If ${\cal H}$ is equipped with a Hermitian inner product, in particular if the space is Hilbert, we can extract a unit vector to every equivalence class.

Evidently, the unit vectors of every given equivalence class can only differ for a factor of absolute value $1$, i.e. a phase.

In this sense, without loss of information, we can define the rays from scratch by starting from the unit sphere $S^1\subset {\cal H}$ instead of the space itself.

if $\psi,\phi\in S^1$, then $\psi \sim \phi$ if and only if $\psi = a \phi$ for some $a\in \mathbb C$, $|a|=1$.

So, $[\psi] :=\{a\psi \:|\: a\in \mathbb{C}, |a|=1\}$, when $\psi \in S^1$, is a generic ray of the second definition.
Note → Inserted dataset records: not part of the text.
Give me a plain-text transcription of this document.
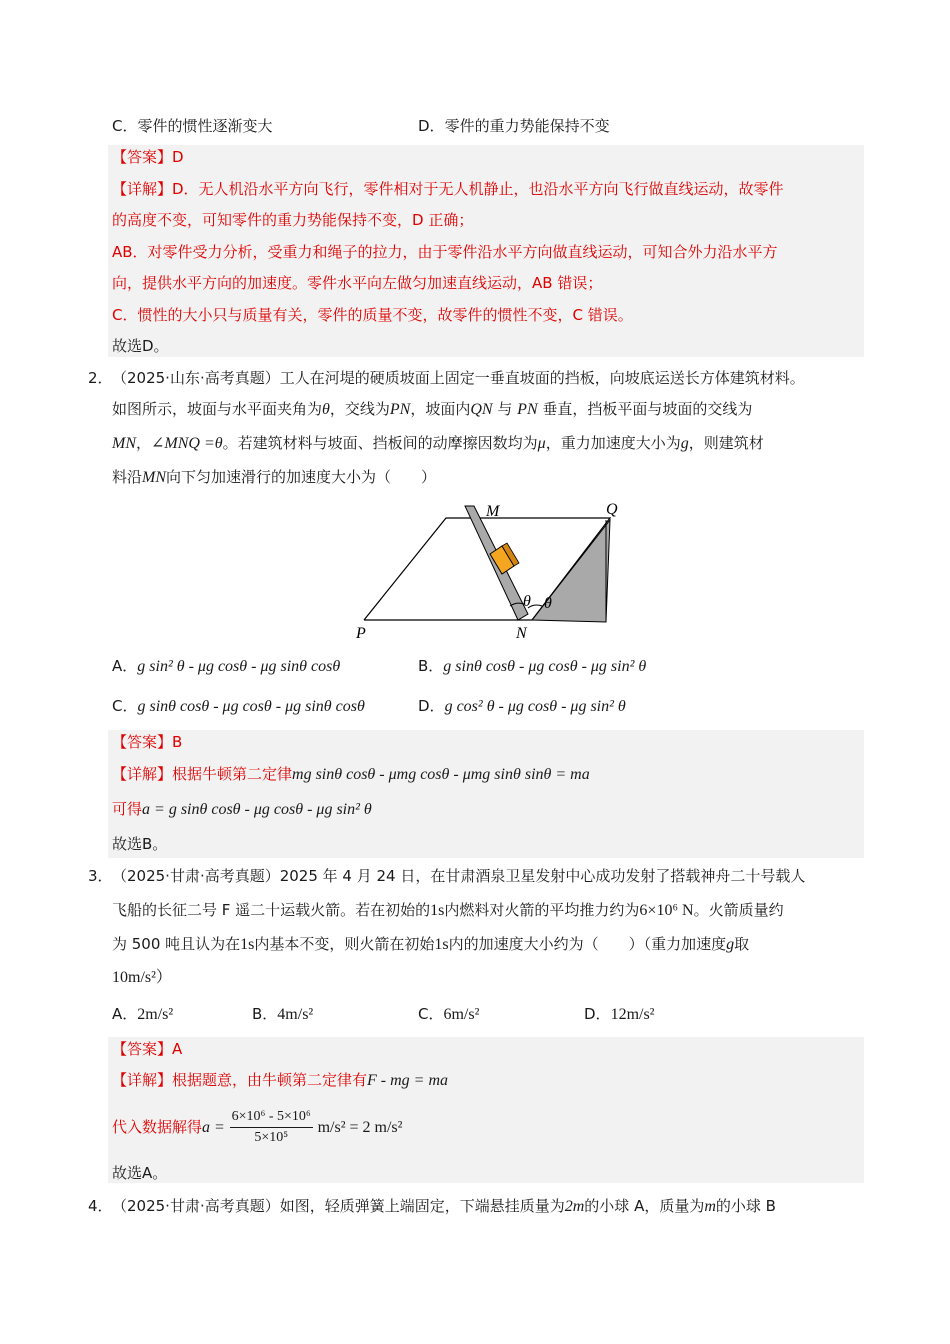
C．零件的惯性逐渐变大	D．零件的重力势能保持不变
【答案】D
【详解】D．无人机沿水平方向飞行，零件相对于无人机静止，也沿水平方向飞行做直线运动，故零件
的高度不变，可知零件的重力势能保持不变，D 正确；
AB．对零件受力分析，受重力和绳子的拉力，由于零件沿水平方向做直线运动，可知合外力沿水平方
向，提供水平方向的加速度。零件水平向左做匀加速直线运动，AB 错误；
C．惯性的大小只与质量有关，零件的质量不变，故零件的惯性不变，C 错误。
故选D。
2． （2025·山东·高考真题）工人在河堤的硬质坡面上固定一垂直坡面的挡板，向坡底运送长方体建筑材料。
如图所示，坡面与水平面夹角为θ，交线为PN，坡面内QN 与 PN 垂直，挡板平面与坡面的交线为
MN，∠MNQ =θ。若建筑材料与坡面、挡板间的动摩擦因数均为μ，重力加速度大小为g，则建筑材
料沿MN向下匀加速滑行的加速度大小为（　　）
M	Q
P	N
θ θ
A．g sin² θ - μg cosθ - μg sinθ cosθ	B．g sinθ cosθ - μg cosθ - μg sin² θ
C．g sinθ cosθ - μg cosθ - μg sinθ cosθ	D．g cos² θ - μg cosθ - μg sin² θ
【答案】B
【详解】根据牛顿第二定律mg sinθ cosθ - μmg cosθ - μmg sinθ sinθ = ma
可得a = g sinθ cosθ - μg cosθ - μg sin² θ
故选B。
3． （2025·甘肃·高考真题）2025 年 4 月 24 日，在甘肃酒泉卫星发射中心成功发射了搭载神舟二十号载人
飞船的长征二号 F 遥二十运载火箭。若在初始的1s内燃料对火箭的平均推力约为6×10⁶ N。火箭质量约
为 500 吨且认为在1s内基本不变，则火箭在初始1s内的加速度大小约为（　　）（重力加速度g取
10m/s²）
A．2m/s²	B．4m/s²	C．6m/s²	D．12m/s²
【答案】A
【详解】根据题意，由牛顿第二定律有F - mg = ma
代入数据解得$a = \frac{\text{6×10⁶ - 5×10⁶}}{\text{5×10⁵}} m/s^2 = 2$ m/s²
故选A。
4． （2025·甘肃·高考真题）如图，轻质弹簧上端固定，下端悬挂质量为2m的小球 A，质量为m的小球 B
It is clear that there is a one-to-one correspondence between the equivalence classes of the former relation (with the said convention on the zero ray) and the equivalence classes of the latter relation.

The second definition of rays is technically convenient in QM because it automatically takes the normalisation of the states into account.

Rays are not vectors, but sets of vectors. There is no natural vector space structure on the set of rays. However it is possible to define a notion of distance, with a physical interpretation in terms of transition probability between corresponding states.